李重润好奇的看了一眼封常清手中的本子,就看见第一页上写着四个字:太孙语录。
看见这四个字之后,纵使李重润早就已经练就了一副宠辱不惊的面孔,此时的脸上也感到微微的发烧。
就在他们几人正在说话的时候,西门城头上出现了一群人。
为首的那人大约四十多岁,面目威严,一身金灿灿的明光甲,在火把的照耀下熠熠生辉。
“城下的可是太孙殿下?”
此时站在队伍最前面的正是右内率的副率郭敬之,他连忙高声回答:“我们正是太孙麾下右内率,城上的将军可是薛总管?”
“本帅正是薛讷,”薛讷站在城头上,双手扶着垛口道:“还请太孙殿下出来说话。”
李重润闻言,一提缰绳,胯下战马缓缓的走出队伍,来到了郭敬之的身边。
“薛总管、各位大人,孤在此,长安一别,有些日子未见了!”
薛讷、薛季昶以及傅文静等人,虽然以前与李重润没有过交往,但在朝堂之上,也都见过这位太孙殿下。
只是三个月之前,太孙殿下忽然称病辍朝,再得到他的消息时,人竟然已经到了凉州,并且一举攻下了祁连山口的咽喉要道戎城。
他们看到眼前的这位少年,虽然与离开长安时相比长高了一些,脸上也沧桑了许多,但这一位不是太孙李重润还能是谁?
“薛总管,”傅文静惊喜的转头看向薛讷,“果然是太孙殿下,赶紧命人开门,请太孙殿下进来啊!”
薛讷听到傅文静的话,却丝毫不为所动。
他对着李重润抱拳略施一礼。
“太孙殿下,请恕臣甲胄在身,不能行全礼。
臣听闻,吐蕃元帅赞婆进犯凉州,太孙殿下与李楷洛将军前往凉州讨伐去了,不知今日太孙殿下,为何会出现在凉州城下?”
“不碍事,”李重润对着薛讷颔首示意道:“孤在凉州,与骆务整将军、解琬将军相互配合,一战歼灭墀都布扎万余人。
如今吐蕃元帅与他麾下的三万余残兵败将,都被堵在了武威郡。
只等李楷固五万铁骑一到,必能让那吐蕃大军灰飞烟灭。
凉州的局面已经没有大碍,孤听闻突厥可汗默啜率军侵扰河北道,这才奏明了圣上,带着右内率前来邢州,想要助薛总管一臂之力。

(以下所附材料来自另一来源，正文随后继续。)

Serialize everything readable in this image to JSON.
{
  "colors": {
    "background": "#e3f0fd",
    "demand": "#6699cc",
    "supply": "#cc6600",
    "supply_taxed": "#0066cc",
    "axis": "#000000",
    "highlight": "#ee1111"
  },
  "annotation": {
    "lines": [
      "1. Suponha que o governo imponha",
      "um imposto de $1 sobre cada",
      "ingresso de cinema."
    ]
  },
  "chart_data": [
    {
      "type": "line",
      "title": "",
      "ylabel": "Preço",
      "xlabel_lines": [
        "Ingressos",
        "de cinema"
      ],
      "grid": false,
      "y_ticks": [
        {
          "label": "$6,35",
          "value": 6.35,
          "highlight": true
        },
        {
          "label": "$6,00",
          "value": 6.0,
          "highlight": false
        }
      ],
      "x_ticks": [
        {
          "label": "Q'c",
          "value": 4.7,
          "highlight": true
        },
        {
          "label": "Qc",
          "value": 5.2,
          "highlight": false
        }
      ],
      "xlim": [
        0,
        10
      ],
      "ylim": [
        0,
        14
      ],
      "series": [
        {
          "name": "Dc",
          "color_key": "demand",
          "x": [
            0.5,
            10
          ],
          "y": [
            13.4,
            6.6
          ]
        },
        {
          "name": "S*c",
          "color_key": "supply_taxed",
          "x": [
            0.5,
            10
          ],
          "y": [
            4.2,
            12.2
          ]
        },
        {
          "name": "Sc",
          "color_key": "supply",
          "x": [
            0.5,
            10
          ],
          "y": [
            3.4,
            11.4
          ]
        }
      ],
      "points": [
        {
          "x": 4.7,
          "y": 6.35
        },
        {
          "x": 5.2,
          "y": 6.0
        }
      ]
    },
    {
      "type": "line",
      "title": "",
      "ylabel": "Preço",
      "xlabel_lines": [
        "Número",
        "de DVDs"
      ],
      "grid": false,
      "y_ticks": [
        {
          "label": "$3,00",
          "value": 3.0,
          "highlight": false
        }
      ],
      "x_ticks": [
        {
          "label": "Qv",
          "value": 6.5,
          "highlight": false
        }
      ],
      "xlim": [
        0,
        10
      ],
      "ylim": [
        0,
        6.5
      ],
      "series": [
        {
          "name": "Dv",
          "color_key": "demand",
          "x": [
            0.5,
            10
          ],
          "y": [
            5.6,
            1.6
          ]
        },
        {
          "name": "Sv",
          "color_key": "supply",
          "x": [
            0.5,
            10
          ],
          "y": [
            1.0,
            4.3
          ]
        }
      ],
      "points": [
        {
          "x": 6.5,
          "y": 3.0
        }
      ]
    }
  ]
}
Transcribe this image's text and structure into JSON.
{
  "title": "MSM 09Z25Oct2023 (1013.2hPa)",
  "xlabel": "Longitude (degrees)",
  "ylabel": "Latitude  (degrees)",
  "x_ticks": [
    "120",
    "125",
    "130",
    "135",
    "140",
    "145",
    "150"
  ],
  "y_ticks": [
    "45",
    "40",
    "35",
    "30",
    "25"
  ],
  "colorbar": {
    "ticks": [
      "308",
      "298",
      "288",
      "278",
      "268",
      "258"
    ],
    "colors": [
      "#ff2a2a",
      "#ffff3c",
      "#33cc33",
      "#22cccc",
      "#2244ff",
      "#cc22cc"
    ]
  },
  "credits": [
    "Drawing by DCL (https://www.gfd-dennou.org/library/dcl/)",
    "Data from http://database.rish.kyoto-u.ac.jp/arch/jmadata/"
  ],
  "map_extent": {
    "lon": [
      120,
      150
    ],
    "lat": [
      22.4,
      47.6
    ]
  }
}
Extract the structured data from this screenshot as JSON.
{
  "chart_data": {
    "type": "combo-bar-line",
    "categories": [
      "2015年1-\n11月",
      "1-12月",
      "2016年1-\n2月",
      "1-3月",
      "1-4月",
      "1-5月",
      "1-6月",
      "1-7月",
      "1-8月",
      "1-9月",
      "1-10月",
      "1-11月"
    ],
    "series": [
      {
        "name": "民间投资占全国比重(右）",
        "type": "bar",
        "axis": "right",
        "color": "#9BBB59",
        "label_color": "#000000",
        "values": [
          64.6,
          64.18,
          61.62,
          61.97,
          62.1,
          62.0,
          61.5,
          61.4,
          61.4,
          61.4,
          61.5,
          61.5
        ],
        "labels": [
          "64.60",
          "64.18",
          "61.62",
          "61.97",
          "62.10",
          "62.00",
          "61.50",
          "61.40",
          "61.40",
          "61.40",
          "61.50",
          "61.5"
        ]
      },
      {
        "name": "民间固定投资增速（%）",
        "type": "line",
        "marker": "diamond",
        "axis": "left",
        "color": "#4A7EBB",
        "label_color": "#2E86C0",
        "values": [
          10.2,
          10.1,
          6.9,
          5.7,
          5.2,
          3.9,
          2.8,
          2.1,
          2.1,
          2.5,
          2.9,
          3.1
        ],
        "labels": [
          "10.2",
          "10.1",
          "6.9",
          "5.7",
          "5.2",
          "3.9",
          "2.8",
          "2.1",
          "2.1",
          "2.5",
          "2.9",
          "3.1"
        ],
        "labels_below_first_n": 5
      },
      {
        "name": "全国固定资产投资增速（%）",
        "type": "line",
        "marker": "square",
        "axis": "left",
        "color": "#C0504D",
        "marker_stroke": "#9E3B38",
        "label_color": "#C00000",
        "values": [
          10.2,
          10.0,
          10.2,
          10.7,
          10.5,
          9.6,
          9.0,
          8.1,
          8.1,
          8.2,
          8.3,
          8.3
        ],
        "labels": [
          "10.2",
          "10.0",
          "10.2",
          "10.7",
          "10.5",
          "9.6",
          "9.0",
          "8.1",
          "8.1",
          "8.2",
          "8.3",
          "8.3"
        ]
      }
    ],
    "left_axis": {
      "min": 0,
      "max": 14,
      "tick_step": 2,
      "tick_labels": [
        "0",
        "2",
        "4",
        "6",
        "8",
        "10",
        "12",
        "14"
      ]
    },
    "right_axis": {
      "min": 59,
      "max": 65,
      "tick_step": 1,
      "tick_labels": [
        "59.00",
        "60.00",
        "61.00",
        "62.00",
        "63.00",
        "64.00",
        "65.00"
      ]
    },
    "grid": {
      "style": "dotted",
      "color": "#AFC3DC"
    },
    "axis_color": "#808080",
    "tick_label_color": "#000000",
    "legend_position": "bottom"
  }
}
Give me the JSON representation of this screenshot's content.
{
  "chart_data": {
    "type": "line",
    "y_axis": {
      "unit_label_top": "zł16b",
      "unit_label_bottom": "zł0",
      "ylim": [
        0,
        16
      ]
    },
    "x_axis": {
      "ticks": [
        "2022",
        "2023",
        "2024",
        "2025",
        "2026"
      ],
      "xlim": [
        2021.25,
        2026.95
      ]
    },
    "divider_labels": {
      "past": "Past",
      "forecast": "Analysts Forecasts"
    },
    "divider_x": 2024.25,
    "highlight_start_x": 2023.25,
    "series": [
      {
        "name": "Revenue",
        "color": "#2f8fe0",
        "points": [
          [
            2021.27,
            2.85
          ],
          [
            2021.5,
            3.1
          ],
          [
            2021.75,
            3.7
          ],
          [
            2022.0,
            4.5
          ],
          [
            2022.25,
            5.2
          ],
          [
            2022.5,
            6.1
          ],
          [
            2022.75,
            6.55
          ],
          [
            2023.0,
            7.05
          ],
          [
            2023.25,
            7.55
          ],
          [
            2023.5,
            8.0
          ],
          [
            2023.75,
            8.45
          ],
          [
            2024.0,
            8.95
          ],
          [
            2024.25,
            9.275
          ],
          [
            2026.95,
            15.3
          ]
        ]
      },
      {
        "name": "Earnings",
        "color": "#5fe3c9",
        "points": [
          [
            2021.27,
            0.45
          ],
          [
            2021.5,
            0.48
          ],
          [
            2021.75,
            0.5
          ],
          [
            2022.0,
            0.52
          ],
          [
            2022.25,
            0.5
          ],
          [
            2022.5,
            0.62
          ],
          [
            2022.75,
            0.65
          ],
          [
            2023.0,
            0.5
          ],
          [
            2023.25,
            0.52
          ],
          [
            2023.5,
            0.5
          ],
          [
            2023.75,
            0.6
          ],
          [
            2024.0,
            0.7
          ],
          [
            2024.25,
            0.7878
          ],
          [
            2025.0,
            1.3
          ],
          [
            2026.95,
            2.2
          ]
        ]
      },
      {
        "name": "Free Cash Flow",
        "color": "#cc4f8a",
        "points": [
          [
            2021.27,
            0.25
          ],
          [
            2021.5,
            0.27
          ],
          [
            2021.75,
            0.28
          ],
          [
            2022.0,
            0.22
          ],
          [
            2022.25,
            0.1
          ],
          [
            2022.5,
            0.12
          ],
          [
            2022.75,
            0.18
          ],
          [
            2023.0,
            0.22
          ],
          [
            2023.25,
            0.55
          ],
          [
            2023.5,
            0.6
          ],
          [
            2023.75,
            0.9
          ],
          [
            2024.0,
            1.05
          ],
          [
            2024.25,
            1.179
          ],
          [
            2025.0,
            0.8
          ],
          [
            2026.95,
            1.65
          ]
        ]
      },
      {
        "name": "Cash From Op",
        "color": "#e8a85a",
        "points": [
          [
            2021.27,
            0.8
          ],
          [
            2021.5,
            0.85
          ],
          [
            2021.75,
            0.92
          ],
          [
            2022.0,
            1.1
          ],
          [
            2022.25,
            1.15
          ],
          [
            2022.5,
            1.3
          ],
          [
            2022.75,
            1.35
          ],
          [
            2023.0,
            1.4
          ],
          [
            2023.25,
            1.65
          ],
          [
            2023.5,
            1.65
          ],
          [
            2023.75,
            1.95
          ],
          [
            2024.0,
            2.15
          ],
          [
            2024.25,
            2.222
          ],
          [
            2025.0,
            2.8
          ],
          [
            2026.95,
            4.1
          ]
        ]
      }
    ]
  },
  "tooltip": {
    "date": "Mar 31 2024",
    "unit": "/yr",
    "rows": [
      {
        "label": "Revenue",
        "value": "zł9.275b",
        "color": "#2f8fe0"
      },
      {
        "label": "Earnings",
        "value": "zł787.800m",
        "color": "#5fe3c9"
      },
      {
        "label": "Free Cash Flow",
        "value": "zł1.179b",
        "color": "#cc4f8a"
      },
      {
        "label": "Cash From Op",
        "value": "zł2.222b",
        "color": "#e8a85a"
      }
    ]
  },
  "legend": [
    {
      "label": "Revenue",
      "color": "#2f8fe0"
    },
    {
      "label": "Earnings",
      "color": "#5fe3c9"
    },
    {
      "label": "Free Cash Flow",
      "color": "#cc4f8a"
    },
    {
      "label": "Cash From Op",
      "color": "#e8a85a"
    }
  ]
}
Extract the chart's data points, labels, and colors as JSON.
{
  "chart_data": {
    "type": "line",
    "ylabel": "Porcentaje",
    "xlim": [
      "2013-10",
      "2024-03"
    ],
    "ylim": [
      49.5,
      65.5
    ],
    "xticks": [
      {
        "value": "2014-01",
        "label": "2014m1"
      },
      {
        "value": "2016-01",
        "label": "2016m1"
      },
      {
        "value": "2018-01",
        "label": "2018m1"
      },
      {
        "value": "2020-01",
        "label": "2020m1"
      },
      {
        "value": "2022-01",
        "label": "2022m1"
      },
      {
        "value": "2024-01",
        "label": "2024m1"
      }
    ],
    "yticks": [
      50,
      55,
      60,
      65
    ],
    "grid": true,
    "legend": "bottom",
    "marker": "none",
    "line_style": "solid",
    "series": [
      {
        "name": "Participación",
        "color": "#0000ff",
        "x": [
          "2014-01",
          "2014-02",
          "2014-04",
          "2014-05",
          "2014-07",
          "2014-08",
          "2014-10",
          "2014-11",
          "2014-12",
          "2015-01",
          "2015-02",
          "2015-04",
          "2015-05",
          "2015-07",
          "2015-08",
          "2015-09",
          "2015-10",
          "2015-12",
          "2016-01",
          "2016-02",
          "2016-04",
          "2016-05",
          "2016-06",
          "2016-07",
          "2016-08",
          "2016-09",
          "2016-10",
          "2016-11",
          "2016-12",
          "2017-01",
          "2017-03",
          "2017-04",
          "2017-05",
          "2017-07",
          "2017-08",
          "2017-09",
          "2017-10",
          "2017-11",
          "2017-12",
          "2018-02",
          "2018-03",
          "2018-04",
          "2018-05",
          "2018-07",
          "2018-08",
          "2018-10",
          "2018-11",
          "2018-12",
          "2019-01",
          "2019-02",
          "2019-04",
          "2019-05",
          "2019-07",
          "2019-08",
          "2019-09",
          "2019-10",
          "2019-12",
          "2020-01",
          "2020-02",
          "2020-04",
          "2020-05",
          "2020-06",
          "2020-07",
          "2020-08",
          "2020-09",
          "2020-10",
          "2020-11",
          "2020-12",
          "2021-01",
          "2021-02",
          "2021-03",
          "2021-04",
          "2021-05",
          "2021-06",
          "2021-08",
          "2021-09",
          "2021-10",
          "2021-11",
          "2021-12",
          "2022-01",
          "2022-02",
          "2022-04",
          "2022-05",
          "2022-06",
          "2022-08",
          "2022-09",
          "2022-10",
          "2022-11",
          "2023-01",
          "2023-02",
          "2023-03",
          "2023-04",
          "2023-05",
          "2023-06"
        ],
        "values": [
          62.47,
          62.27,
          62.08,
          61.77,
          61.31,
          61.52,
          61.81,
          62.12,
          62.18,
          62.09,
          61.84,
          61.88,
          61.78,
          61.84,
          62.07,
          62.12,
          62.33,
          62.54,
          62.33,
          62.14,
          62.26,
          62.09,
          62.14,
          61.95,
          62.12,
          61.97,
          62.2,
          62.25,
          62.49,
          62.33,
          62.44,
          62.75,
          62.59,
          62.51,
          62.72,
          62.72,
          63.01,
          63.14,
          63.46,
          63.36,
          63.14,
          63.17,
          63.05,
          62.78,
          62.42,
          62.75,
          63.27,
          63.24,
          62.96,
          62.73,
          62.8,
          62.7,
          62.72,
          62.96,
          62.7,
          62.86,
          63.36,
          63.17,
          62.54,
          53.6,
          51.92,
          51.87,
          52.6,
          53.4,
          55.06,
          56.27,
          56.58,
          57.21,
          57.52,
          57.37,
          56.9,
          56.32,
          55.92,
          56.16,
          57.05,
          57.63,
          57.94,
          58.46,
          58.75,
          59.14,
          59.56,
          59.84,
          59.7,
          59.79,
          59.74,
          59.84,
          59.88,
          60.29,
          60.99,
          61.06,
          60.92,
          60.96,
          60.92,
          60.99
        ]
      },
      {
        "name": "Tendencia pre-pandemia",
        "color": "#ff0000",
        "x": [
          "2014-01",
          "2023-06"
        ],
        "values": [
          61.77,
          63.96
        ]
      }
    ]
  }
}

”
“什么,这是真的?”薛讷听到李重润的话大感不可思议。
要知道十八年前,他还是刚刚冠礼的青年之时,便跟随自己的父亲薛仁贵与吐蕃军鏖战于青海大非川。
当时吐蕃军的主帅虽然是钦陵,但当时率军截杀郭待封的吐蕃将领,便是钦陵的弟弟赞婆。
赞婆虽然不如钦陵智计无双,但也是吐蕃军中的一员有勇有谋的大将。
在钦陵成为吐蕃大相之后,这么多年来,赞婆驻扎青海,与大周之间连年征战。
即便是这个时期的那些名将,如裴行俭、娄师德、王孝杰等,在与赞婆对垒的时候,也都曾经沉沙折戟,大败而归。
就算是薛讷自己,面对赞婆的时候也不敢说能够大获全胜,所以,当他听到李重润说有把握战胜凉州的赞婆时,心中满是不敢置信。